The culture wars convulsed the General Assembly last week as Senate President David Williams, R-Burkesville, propounded Senate Bill 236, a constitutional amendment that would downsize judicial authority, neutralize fairness ordinances and immunize the historical display of the Ten Commandments on state Capitol grounds against constitutional challenge.
Political guru Al Cross called the bill a “grotesque farce.” “It wrapped gay-bashing, judge-bashing and the Ten Commandments into one bill,” Cross wrote in last Sunday’s Courier-Journal, a bill that “could bring out socially conservative voters if it gets to the November ballot.” The measure failed by one vote in the Senate but was set on the table for possible reconsideration.
Even if it clears the Senate, however, House Speaker Jody Richards, D-Bowling Green, isn’t likely to repeat the mistake he made two years ago, when he froze like a possum before a convoy of Bible-thumpers and allowed the anti-gay marriage amendment on the ballot.

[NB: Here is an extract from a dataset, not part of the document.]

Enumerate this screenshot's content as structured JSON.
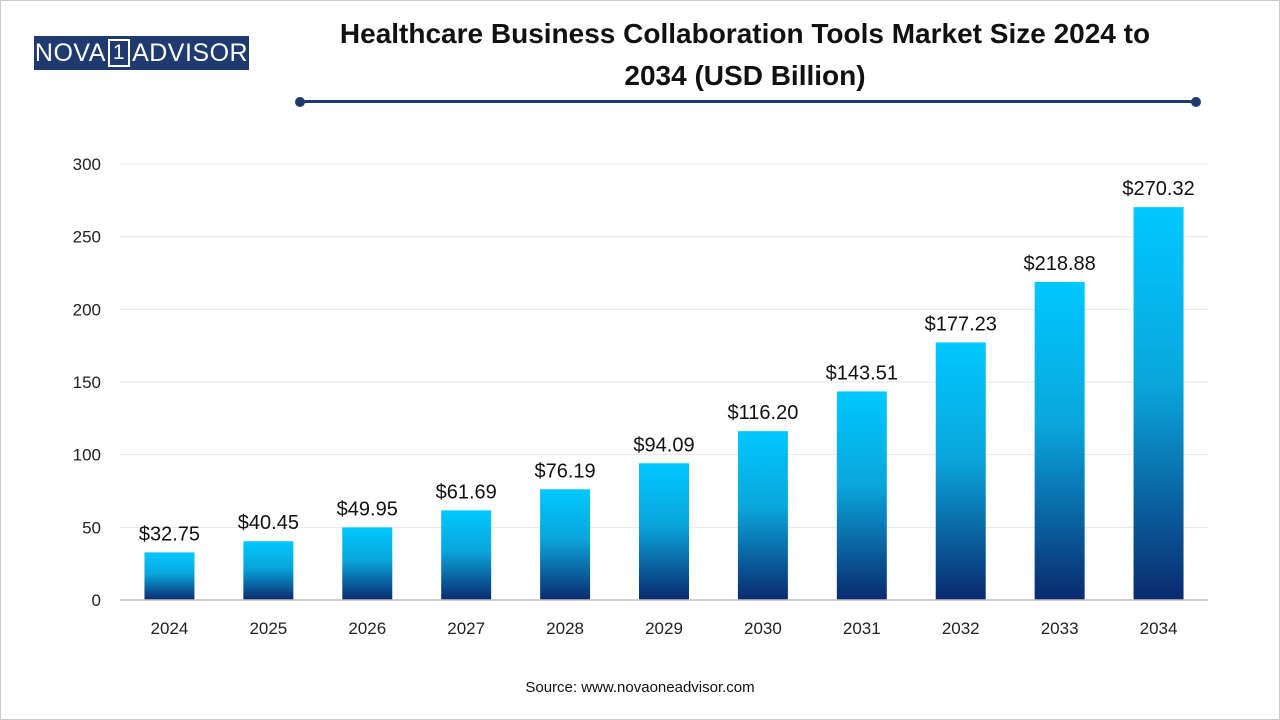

Meanwhile, Williams is taking heat. “An undertone of bigotry being exploited for down-and-dirty political purposes,” wrote Lexington Herald-Leader columnist Larry Dale Keeling. “Political opportunism at its worst at the expense of gay people,” said Wes Wright of the Fairness Alliance. Indeed, no one needs crystal balls to envision campaign ads tea-bagging some of the bill’s 16 Senate opponents as Brokeback Democrats.
Williams is “the ugliest and most disgusting form of politician there is,” wrote bluegrassreport.org blogger Mark Nickolas. “This man is simply about power.”

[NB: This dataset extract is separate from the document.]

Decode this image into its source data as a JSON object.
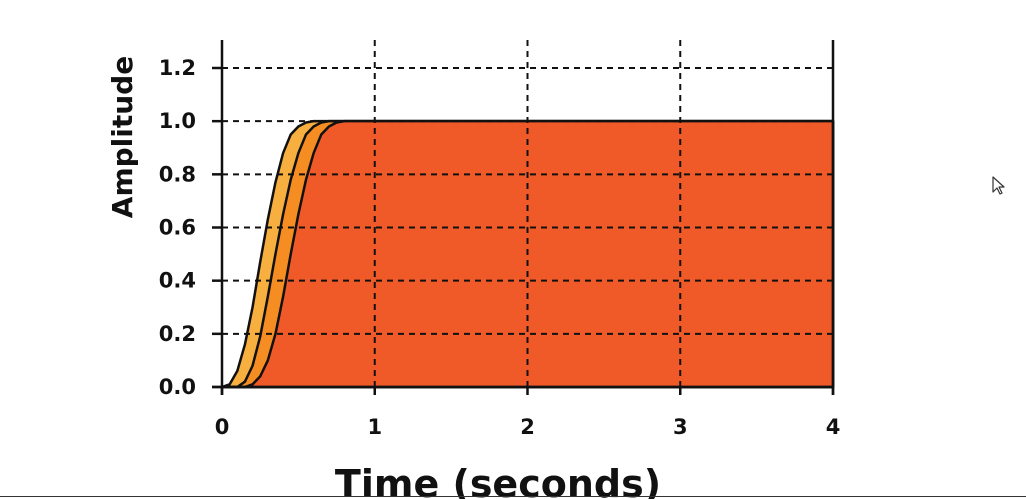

The prospect of losing power makes Williams more nervous than a goat in a frat house during hell week. Two beloved Lexington-area Republican senators, Tom Buford and Alice Forgy Kerr, are in tough races. Labor is poised to punish the GOP and a lengthy hospital stay failed to give the governor a sympathetic popularity spike. The stakes of this election cycle are especially high for Williams because the difference between being president of the Senate and a member of the minority party is the difference between God and dog.